L’humanité est en train de conquérir Mars. Une avancée scientifique majeure qui pourrait reléguer la planète rouge au statut de simple province de la Terre. Et aussi, malheureusement, mettre fin aux mythes et aux fantasmes qui, depuis des siècles, stimulaient l’imagination et la soif d’aventures intellectuelles.

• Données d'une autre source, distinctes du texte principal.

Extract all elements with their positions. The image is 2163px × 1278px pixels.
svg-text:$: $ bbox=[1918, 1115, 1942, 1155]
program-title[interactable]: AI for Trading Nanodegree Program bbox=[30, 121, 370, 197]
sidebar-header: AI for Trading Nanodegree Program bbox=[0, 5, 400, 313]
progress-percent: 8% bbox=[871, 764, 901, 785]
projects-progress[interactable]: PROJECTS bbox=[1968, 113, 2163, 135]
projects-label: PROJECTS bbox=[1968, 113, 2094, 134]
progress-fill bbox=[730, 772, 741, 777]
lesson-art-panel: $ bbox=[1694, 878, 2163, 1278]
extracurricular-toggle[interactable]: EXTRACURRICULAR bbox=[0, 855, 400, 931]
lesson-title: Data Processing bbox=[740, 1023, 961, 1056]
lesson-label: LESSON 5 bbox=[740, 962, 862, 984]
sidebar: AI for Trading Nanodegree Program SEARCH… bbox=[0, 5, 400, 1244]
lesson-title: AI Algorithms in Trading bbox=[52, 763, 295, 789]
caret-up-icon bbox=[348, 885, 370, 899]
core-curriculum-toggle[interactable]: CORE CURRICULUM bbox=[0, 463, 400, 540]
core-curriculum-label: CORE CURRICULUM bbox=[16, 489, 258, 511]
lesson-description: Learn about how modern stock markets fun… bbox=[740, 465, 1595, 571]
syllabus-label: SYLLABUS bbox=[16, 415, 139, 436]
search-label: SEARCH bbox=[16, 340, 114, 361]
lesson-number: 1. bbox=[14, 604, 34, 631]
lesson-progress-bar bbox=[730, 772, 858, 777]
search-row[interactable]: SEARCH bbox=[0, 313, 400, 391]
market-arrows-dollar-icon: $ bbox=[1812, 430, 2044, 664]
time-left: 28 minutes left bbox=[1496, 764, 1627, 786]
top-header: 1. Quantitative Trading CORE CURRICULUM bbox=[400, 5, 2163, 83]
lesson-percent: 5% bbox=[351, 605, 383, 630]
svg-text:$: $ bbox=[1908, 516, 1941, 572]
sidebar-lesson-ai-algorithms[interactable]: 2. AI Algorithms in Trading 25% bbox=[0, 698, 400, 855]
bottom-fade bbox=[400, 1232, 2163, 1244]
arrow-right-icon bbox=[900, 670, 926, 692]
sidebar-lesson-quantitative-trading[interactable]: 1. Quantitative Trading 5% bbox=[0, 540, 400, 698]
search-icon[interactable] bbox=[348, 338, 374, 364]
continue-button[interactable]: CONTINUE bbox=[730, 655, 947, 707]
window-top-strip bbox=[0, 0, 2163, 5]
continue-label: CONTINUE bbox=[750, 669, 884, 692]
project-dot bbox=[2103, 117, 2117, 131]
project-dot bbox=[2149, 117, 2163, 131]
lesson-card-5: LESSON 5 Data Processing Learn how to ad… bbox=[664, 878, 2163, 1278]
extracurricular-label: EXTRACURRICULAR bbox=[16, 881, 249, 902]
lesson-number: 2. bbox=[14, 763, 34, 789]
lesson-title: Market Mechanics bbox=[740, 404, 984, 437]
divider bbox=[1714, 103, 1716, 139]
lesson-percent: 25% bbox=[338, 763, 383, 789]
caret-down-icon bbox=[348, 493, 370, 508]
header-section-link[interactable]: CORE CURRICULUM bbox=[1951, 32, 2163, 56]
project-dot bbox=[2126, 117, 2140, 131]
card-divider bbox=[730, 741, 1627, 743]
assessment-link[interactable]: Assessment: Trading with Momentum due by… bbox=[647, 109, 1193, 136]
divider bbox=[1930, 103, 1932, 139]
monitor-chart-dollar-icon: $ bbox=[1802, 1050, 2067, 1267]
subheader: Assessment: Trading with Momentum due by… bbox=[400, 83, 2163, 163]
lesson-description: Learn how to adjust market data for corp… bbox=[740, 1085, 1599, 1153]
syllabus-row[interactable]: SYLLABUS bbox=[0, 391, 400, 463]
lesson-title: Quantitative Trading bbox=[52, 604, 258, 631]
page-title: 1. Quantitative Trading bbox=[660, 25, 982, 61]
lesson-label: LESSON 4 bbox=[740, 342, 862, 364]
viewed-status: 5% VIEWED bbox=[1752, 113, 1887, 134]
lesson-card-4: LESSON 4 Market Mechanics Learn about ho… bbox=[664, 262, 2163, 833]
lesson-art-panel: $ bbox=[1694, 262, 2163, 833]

La conquête de l’espace aurait-elle cessé de passionner les foules ? Les états d’âme de Meghan et Harry auront en tout cas provoqué une onde de choc planétaire nettement plus spectaculaire que l’arrivée du rover Perseverance sur la planète Mars le 18 février 2021. Il est vrai que quiconque observe l’état de la Terre et des rapports humains qu’on y entretient n’a guère envie de s’extasier, comme on le fit au siècle dernier, sur le génie humain capable d’accrocher un jour la conquête de Mars à son tableau de chasse. Ce récent exploit scientifique – car c’en est un – tombe par ailleurs d’autant plus mal qu’un symbolisme millénaire associe à la « planète rouge » guerres, épidémies et ravages divers. Menacés par le dérèglement climatique et la pandémie, apeurés et appauvris, les Terriens ont autre chose à faire que d’espérer des jours meilleurs dans cet hypothétique « ailleurs » : « On se lasse de tout, même de la planète Mars », écrivait en 1900 déjà le médecin psychologue Théodore Flournoy[1] tandis que certains de ses contemporains, tel Camille Flammarion, spéculaient sur de possibles communications télépathiques avec les Martiens[2].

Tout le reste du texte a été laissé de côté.